Carrying Pain, Not Fighting It
Every athlete knows pain—physical, emotional, or both. The instinct is to fight it: push it away, distract yourself, tell yourself it shouldn’t be there.
But fighting pain often makes it worse. The energy spent resisting leaves less for performance.
The paradox of resistance
When you tell yourself, “I shouldn’t hurt, I shouldn’t be anxious,” you double the load. Now you’re not just running with fatigue—you’re also running with frustration that fatigue is there.

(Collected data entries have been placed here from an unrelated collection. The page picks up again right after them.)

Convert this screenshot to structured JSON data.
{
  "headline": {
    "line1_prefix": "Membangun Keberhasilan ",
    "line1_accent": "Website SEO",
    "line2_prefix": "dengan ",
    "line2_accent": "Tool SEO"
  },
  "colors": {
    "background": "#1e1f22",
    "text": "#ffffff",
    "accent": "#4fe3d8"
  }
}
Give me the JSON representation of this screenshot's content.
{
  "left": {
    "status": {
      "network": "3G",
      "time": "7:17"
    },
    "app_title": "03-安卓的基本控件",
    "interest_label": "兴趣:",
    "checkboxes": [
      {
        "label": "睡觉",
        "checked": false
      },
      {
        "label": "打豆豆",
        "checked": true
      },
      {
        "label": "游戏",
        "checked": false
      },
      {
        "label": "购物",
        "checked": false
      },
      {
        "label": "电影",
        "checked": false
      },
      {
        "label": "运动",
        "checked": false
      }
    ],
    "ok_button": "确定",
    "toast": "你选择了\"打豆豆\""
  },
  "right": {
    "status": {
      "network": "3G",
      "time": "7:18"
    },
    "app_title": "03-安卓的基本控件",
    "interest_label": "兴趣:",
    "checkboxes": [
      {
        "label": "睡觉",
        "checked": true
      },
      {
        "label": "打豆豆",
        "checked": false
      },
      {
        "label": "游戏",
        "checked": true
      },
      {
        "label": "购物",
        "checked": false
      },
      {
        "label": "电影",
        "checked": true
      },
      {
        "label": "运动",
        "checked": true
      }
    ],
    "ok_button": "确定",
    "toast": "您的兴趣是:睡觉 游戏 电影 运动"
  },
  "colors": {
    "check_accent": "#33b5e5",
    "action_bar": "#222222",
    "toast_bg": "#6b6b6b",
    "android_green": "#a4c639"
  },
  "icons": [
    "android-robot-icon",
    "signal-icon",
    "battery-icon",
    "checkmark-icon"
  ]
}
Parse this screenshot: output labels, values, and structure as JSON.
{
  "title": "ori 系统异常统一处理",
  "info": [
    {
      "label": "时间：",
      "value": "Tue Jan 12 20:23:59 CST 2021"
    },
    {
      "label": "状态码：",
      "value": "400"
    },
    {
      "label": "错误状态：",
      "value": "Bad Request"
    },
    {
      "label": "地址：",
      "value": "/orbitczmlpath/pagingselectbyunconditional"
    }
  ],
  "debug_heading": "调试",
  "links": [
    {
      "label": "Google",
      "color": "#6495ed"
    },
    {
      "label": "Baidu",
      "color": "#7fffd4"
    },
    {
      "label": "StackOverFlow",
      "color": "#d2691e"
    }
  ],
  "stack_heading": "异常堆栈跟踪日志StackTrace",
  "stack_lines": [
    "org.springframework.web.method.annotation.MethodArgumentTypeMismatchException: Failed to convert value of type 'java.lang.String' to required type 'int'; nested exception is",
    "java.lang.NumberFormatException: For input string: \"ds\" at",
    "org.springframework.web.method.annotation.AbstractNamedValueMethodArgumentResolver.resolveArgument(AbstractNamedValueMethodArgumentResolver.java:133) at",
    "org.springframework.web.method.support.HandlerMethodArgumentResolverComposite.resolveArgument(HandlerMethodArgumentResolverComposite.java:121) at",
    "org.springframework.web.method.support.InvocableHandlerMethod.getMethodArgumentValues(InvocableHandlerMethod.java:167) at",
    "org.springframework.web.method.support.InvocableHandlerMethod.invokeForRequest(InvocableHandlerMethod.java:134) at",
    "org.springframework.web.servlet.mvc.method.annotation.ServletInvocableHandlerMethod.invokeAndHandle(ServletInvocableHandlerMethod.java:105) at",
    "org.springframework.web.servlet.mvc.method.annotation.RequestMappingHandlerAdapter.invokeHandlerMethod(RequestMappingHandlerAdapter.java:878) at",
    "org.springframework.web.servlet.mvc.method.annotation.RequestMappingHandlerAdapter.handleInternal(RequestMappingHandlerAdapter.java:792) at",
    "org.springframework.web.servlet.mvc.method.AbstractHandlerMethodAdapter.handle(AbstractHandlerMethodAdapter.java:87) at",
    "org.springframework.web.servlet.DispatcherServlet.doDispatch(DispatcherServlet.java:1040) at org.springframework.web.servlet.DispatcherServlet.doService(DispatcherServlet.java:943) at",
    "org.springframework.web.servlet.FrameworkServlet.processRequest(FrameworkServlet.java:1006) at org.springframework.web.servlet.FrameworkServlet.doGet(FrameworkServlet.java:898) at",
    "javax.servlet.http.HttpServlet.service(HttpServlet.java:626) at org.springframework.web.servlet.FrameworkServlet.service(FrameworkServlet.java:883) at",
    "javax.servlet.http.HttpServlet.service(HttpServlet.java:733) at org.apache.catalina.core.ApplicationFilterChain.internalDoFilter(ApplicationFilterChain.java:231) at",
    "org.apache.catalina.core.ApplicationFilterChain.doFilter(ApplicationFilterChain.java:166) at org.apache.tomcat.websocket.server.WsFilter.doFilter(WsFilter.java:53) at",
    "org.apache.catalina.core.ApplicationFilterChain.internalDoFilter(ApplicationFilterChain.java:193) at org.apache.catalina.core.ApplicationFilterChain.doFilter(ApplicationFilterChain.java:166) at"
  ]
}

ACT offers a radical shift: notice the urge to resist. Make space for the discomfort. Carry it instead of battling it. Pain becomes something you bring along for the ride, not a dictator of your choices.
Schema insights
Schema therapy helps explain why pain feels intolerable. If your schema is “defectiveness,” you might read pain as proof you’re broken. If it’s “unrelenting standards,” you interpret slowing down as failure. Recognising these stories loosens their grip.
What the brain is actually doing
Pain isn’t just in the muscles—it’s in how the brain interprets signals. Attention changes the experience. When you shift from judging pain (“this is bad”) to observing it (“this is sensation”), the nervous system is less likely to spiral into alarm. That lowers suffering, even if the physical sensation stays.
A practical reframe
Next time pain shows up in training or competition, try this:
- Notice. “Here’s discomfort. My body is speaking.”
- Name. “This is my old story telling me I’ll fail if I slow down.”
- Choose. “I’ll carry this pain while still acting with persistence.”
Carrying pain doesn’t mean loving it. It means you let it come along without steering the wheel. That’s freedom. That’s performance.